Eine Fußballmanager-App wäre also förderfähig, ein Science-Fiction-Rollenspiel wie The Surge eher nicht – doch auch ein „Fantasy-Spiel könne wertvoll sein“, wie Herr-der-Ringe-Fan Saskia Esken einwarf, die für die SPD sowohl im Bundestag als auch in der BIU-Diskussionsrunde sitzt.

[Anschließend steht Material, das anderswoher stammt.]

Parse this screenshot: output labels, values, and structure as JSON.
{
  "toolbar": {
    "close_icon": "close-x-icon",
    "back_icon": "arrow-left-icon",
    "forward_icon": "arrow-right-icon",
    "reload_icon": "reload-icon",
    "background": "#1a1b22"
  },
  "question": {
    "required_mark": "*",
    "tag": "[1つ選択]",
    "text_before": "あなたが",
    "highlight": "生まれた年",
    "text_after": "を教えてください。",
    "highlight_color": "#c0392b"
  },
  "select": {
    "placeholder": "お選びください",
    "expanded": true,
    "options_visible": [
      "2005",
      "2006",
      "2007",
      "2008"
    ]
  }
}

Welches Gremium darüber bestimmt, ob ein Spiel letztlich förderfähig ist oder nicht, geht aus dem Papier nicht hervor. Liegt das abgestempelte Prüf-Zertifikat erst einmal vor, muss es bei der Steuererklärung geltend gemacht werden. Welche eingereichten Kosten dann letztlich der Steuerschuld zugerechnet werden, entscheidet in jedem Fall ein hoffentlich gut gelaunter Beamter im zuständigen Finanzamt.

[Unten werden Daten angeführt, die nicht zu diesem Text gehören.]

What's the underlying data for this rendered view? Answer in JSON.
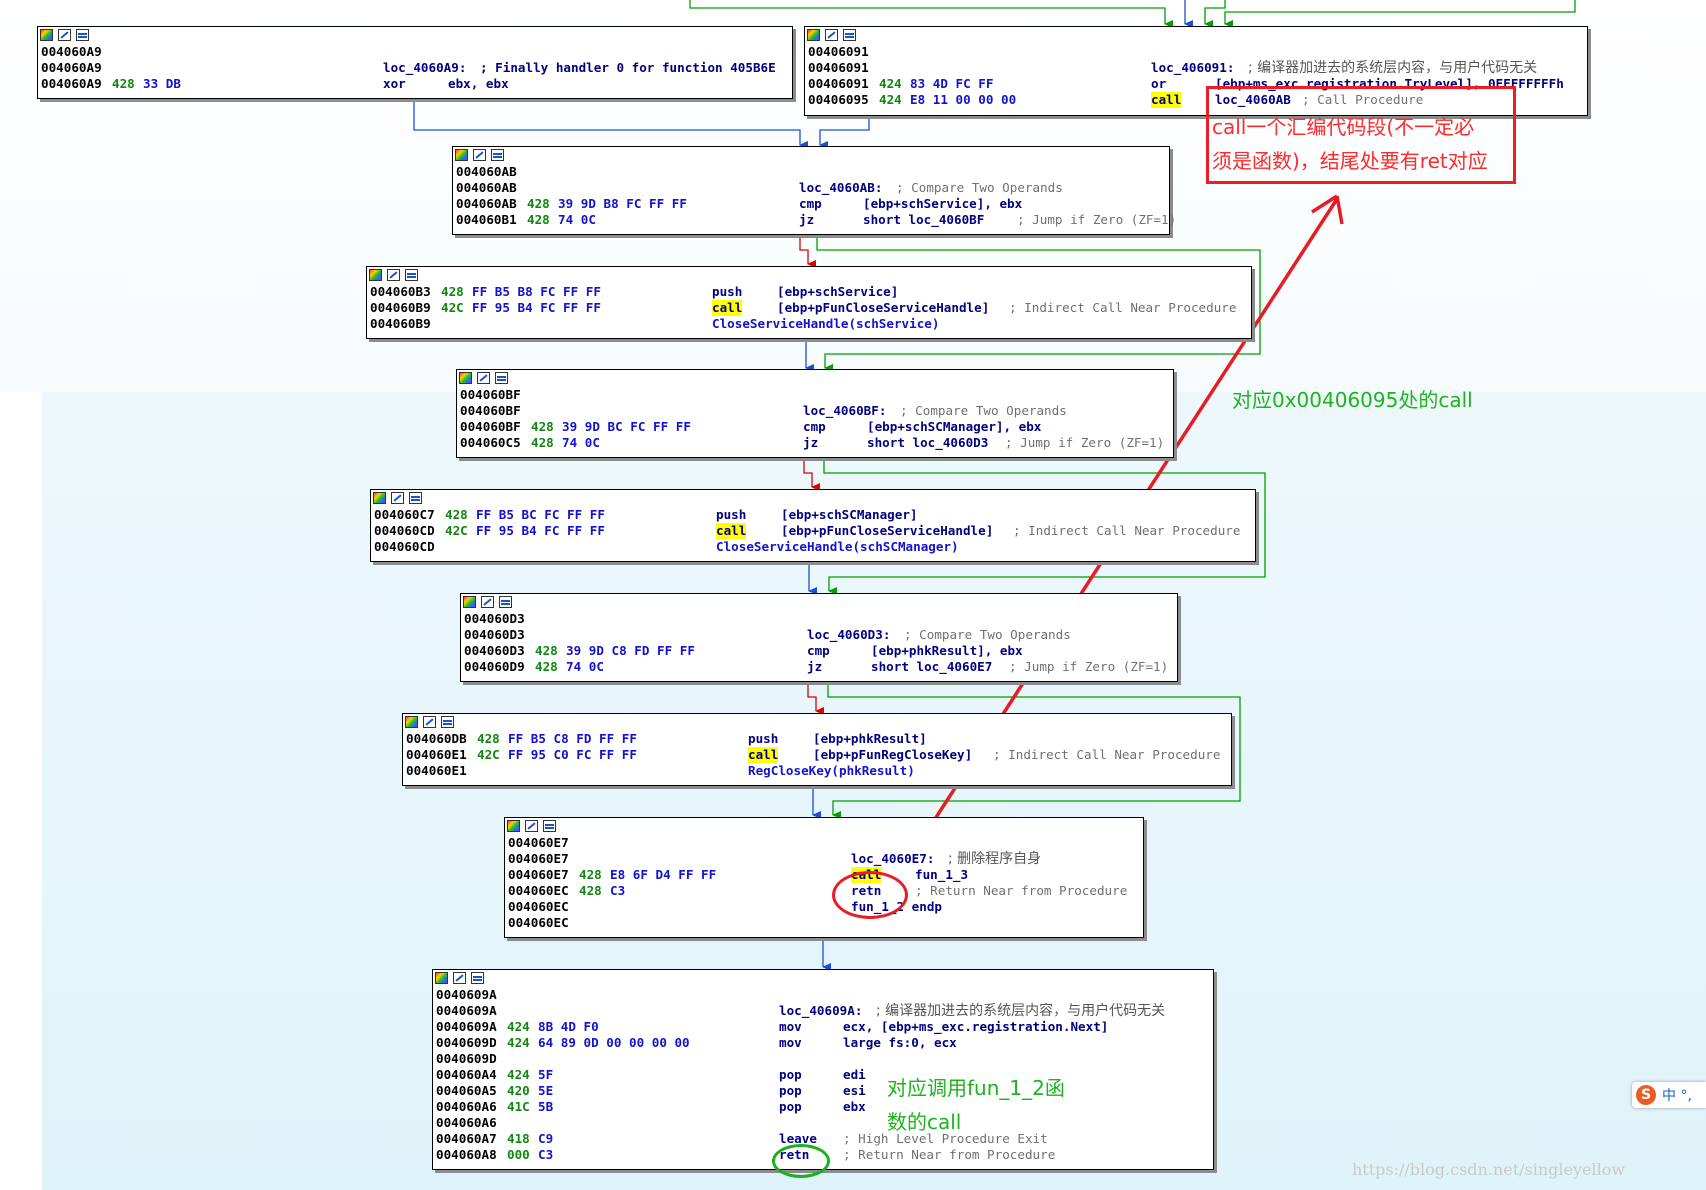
{
  "nodes": {
    "n1": {
      "lines": [
        {
          "addr": "004060A9"
        },
        {
          "addr": "004060A9",
          "label": "loc_4060A9:",
          "comment": "; Finally handler 0 for function 405B6E"
        },
        {
          "addr": "004060A9",
          "prefix": "428",
          "bytes": "33 DB",
          "mnem": "xor",
          "operand": "ebx, ebx"
        }
      ]
    },
    "n2": {
      "lines": [
        {
          "addr": "00406091"
        },
        {
          "addr": "00406091",
          "label": "loc_406091:",
          "comment": "; 编译器加进去的系统层内容，与用户代码无关"
        },
        {
          "addr": "00406091",
          "prefix": "424",
          "bytes": "83 4D FC FF",
          "mnem": "or",
          "operand": "[ebp+ms_exc.registration.TryLevel], 0FFFFFFFFh"
        },
        {
          "addr": "00406095",
          "prefix": "424",
          "bytes": "E8 11 00 00 00",
          "mnem": "call",
          "operand": "loc_4060AB",
          "comment": "; Call Procedure"
        }
      ]
    },
    "n3": {
      "lines": [
        {
          "addr": "004060AB"
        },
        {
          "addr": "004060AB",
          "label": "loc_4060AB:",
          "comment": "; Compare Two Operands"
        },
        {
          "addr": "004060AB",
          "prefix": "428",
          "bytes": "39 9D B8 FC FF FF",
          "mnem": "cmp",
          "operand": "[ebp+schService], ebx"
        },
        {
          "addr": "004060B1",
          "prefix": "428",
          "bytes": "74 0C",
          "mnem": "jz",
          "operand": "short loc_4060BF",
          "comment": "; Jump if Zero (ZF=1)"
        }
      ]
    },
    "n4": {
      "lines": [
        {
          "addr": "004060B3",
          "prefix": "428",
          "bytes": "FF B5 B8 FC FF FF",
          "mnem": "push",
          "operand": "[ebp+schService]"
        },
        {
          "addr": "004060B9",
          "prefix": "42C",
          "bytes": "FF 95 B4 FC FF FF",
          "mnem": "call",
          "operand": "[ebp+pFunCloseServiceHandle]",
          "comment": "; Indirect Call Near Procedure"
        },
        {
          "addr": "004060B9",
          "label": "CloseServiceHandle(schService)"
        }
      ]
    },
    "n5": {
      "lines": [
        {
          "addr": "004060BF"
        },
        {
          "addr": "004060BF",
          "label": "loc_4060BF:",
          "comment": "; Compare Two Operands"
        },
        {
          "addr": "004060BF",
          "prefix": "428",
          "bytes": "39 9D BC FC FF FF",
          "mnem": "cmp",
          "operand": "[ebp+schSCManager], ebx"
        },
        {
          "addr": "004060C5",
          "prefix": "428",
          "bytes": "74 0C",
          "mnem": "jz",
          "operand": "short loc_4060D3",
          "comment": "; Jump if Zero (ZF=1)"
        }
      ]
    },
    "n6": {
      "lines": [
        {
          "addr": "004060C7",
          "prefix": "428",
          "bytes": "FF B5 BC FC FF FF",
          "mnem": "push",
          "operand": "[ebp+schSCManager]"
        },
        {
          "addr": "004060CD",
          "prefix": "42C",
          "bytes": "FF 95 B4 FC FF FF",
          "mnem": "call",
          "operand": "[ebp+pFunCloseServiceHandle]",
          "comment": "; Indirect Call Near Procedure"
        },
        {
          "addr": "004060CD",
          "label": "CloseServiceHandle(schSCManager)"
        }
      ]
    },
    "n7": {
      "lines": [
        {
          "addr": "004060D3"
        },
        {
          "addr": "004060D3",
          "label": "loc_4060D3:",
          "comment": "; Compare Two Operands"
        },
        {
          "addr": "004060D3",
          "prefix": "428",
          "bytes": "39 9D C8 FD FF FF",
          "mnem": "cmp",
          "operand": "[ebp+phkResult], ebx"
        },
        {
          "addr": "004060D9",
          "prefix": "428",
          "bytes": "74 0C",
          "mnem": "jz",
          "operand": "short loc_4060E7",
          "comment": "; Jump if Zero (ZF=1)"
        }
      ]
    },
    "n8": {
      "lines": [
        {
          "addr": "004060DB",
          "prefix": "428",
          "bytes": "FF B5 C8 FD FF FF",
          "mnem": "push",
          "operand": "[ebp+phkResult]"
        },
        {
          "addr": "004060E1",
          "prefix": "42C",
          "bytes": "FF 95 C0 FC FF FF",
          "mnem": "call",
          "operand": "[ebp+pFunRegCloseKey]",
          "comment": "; Indirect Call Near Procedure"
        },
        {
          "addr": "004060E1",
          "label": "RegCloseKey(phkResult)"
        }
      ]
    },
    "n9": {
      "lines": [
        {
          "addr": "004060E7"
        },
        {
          "addr": "004060E7",
          "label": "loc_4060E7:",
          "comment": "; 删除程序自身"
        },
        {
          "addr": "004060E7",
          "prefix": "428",
          "bytes": "E8 6F D4 FF FF",
          "mnem": "call",
          "operand": "fun_1_3"
        },
        {
          "addr": "004060EC",
          "prefix": "428",
          "bytes": "C3",
          "mnem": "retn",
          "comment": "; Return Near from Procedure"
        },
        {
          "addr": "004060EC",
          "label": "fun_1_2 endp"
        },
        {
          "addr": "004060EC"
        }
      ]
    },
    "n10": {
      "lines": [
        {
          "addr": "0040609A"
        },
        {
          "addr": "0040609A",
          "label": "loc_40609A:",
          "comment": "; 编译器加进去的系统层内容，与用户代码无关"
        },
        {
          "addr": "0040609A",
          "prefix": "424",
          "bytes": "8B 4D F0",
          "mnem": "mov",
          "operand": "ecx, [ebp+ms_exc.registration.Next]"
        },
        {
          "addr": "0040609D",
          "prefix": "424",
          "bytes": "64 89 0D 00 00 00 00",
          "mnem": "mov",
          "operand": "large fs:0, ecx"
        },
        {
          "addr": "0040609D"
        },
        {
          "addr": "004060A4",
          "prefix": "424",
          "bytes": "5F",
          "mnem": "pop",
          "operand": "edi"
        },
        {
          "addr": "004060A5",
          "prefix": "420",
          "bytes": "5E",
          "mnem": "pop",
          "operand": "esi"
        },
        {
          "addr": "004060A6",
          "prefix": "41C",
          "bytes": "5B",
          "mnem": "pop",
          "operand": "ebx"
        },
        {
          "addr": "004060A6"
        },
        {
          "addr": "004060A7",
          "prefix": "418",
          "bytes": "C9",
          "mnem": "leave",
          "comment": "; High Level Procedure Exit"
        },
        {
          "addr": "004060A8",
          "prefix": "000",
          "bytes": "C3",
          "mnem": "retn",
          "comment": "; Return Near from Procedure"
        }
      ]
    }
  },
  "annotations": {
    "red_line1": "call一个汇编代码段(不一定必",
    "red_line2": "须是函数)，结尾处要有ret对应",
    "green_mid": "对应0x00406095处的call",
    "green_bottom_line1": "对应调用fun_1_2函",
    "green_bottom_line2": "数的call"
  },
  "watermark": "https://blog.csdn.net/singleyellow",
  "ime": {
    "logo": "S",
    "text": "中 °,"
  },
  "colors": {
    "address": "#000000",
    "bytes": "#1212d0",
    "stack_prefix": "#108810",
    "comment": "#707070",
    "call_highlight": "#ffff00",
    "edge_true": "#00a000",
    "edge_false": "#e00000",
    "edge_flow": "#1a4ed8",
    "annotation_red": "#ee1c24",
    "annotation_green": "#1eb41e"
  }
}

BIU-Fördermodell: Debattenbeitrag für einen späteren Gesetzentwurf

So ein Kulturtest ist im Übrigens nichts völlig Ungewöhnliches. Er wird in ähnlicher Form seit längerer Zeit auch in Großbritannien und Frankreich angewandt, zum Beispiel bei Filmproduktionen, die sich dort um Fördermittel bewerben. Auch der Deutsche Filmförderfonds klopft Anträge auf konkrete Kriterien ab und vergibt Punkte, wenn etwa der Hauptdarsteller aus Deutschland kommt oder ein Krimi im Duisburger Hafen spielt.

BIU-Geschäftsführer Schenk betonte, dass das Papier als „Debattenbeitrag“ zu verstehen ist und niemand ernsthaft erwarte, dass es übermorgen in ein Gesetz münde. Stattdessen solle der Vorschlag in den kommenden Monaten diskutiert, ergänzt, korrigiert und feingeschliffen werden, um am Ende Eingang in einen Koalitionsvertrag nach der Bundestagswahl 2017 zu finden. Von den Segnungen eines solchen Programms würden Studios also allerfrühestens 2018 profitieren.

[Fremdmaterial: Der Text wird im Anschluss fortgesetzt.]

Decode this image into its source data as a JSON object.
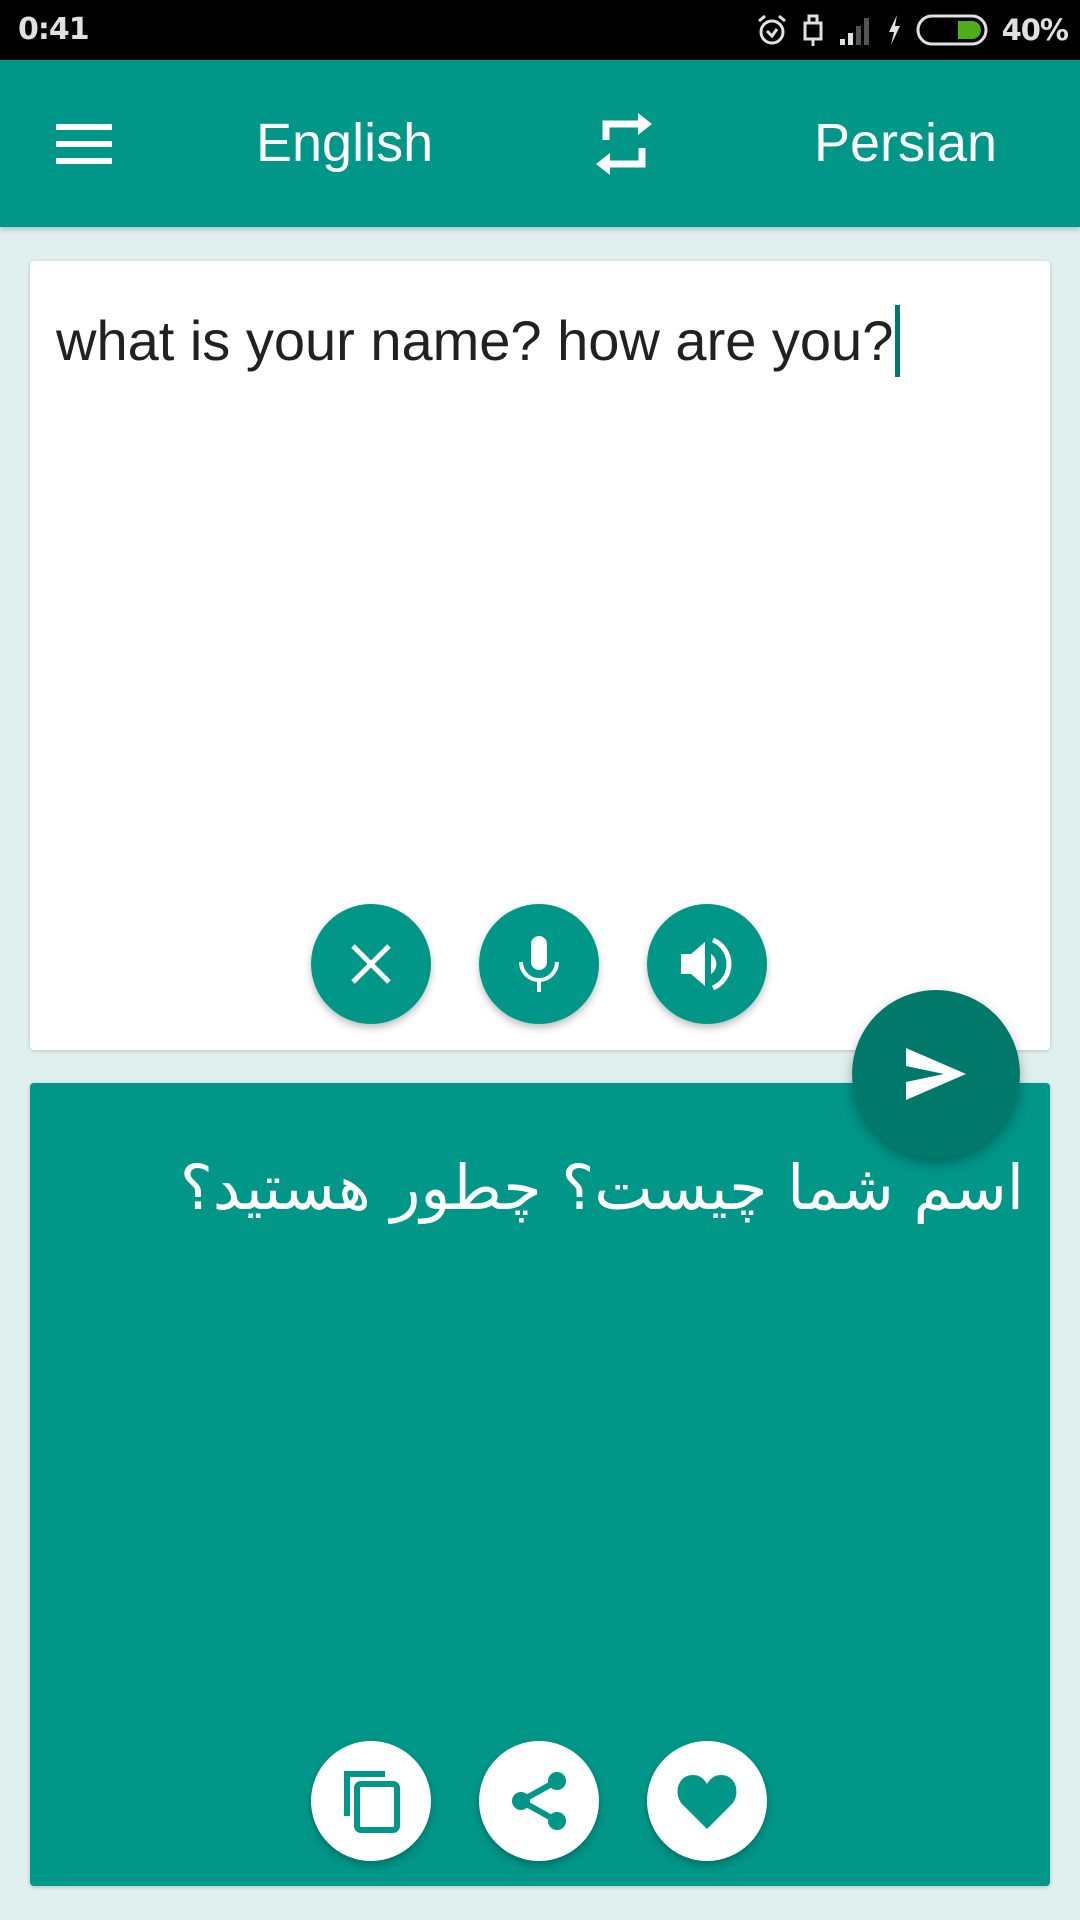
{
  "status_bar": {
    "time": "0:41",
    "battery_percent": "40%",
    "icons": [
      "alarm-icon",
      "usb-icon",
      "signal-icon",
      "charging-icon",
      "battery-icon"
    ]
  },
  "app_bar": {
    "menu_icon": "menu-icon",
    "source_language": "English",
    "swap_icon": "swap-icon",
    "target_language": "Persian"
  },
  "input": {
    "text": "what is your name? how are you?",
    "actions": [
      {
        "name": "clear",
        "icon": "close-icon"
      },
      {
        "name": "voice-input",
        "icon": "microphone-icon"
      },
      {
        "name": "speak",
        "icon": "speaker-icon"
      }
    ]
  },
  "translate_button": {
    "icon": "send-icon"
  },
  "output": {
    "text": "اسم شما چیست؟ چطور هستید؟",
    "actions": [
      {
        "name": "copy",
        "icon": "copy-icon"
      },
      {
        "name": "share",
        "icon": "share-icon"
      },
      {
        "name": "favorite",
        "icon": "heart-icon"
      }
    ]
  },
  "colors": {
    "primary": "#009688",
    "primary_dark": "#00796b",
    "background": "#dff0ee"
  }
}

Wer sich für die Details der steuerlichen Berechnung und den Kulturtest interessiert, kann sich den vorformulierten Gesetzentwurf auf der Website des BIU herunterladen.

Nicht an der Entstehung des BIU-Papiers beteiligt war der GAME Bundesverband: Dort arbeitet man an einem eigenen Vorschlag, der Anfang 2017 vorgestellt werden soll.

Update vom 25. November 2016: BIU konkretisiert Kulturtest

Keine 48 Stunden nach der Vorstellung des Fördermodells hat der BIU das eingetroffene Feedback analysiert und in den Vorschlag eingebacken. Die Formulierung „kulturell wertvolle Spiele“ wurde überarbeitet, da sie laut BIU „vielfach zu Verwirrungen und Missverständnissen geführt“ habe, die nicht die Intention des Verbands widerspiegelten.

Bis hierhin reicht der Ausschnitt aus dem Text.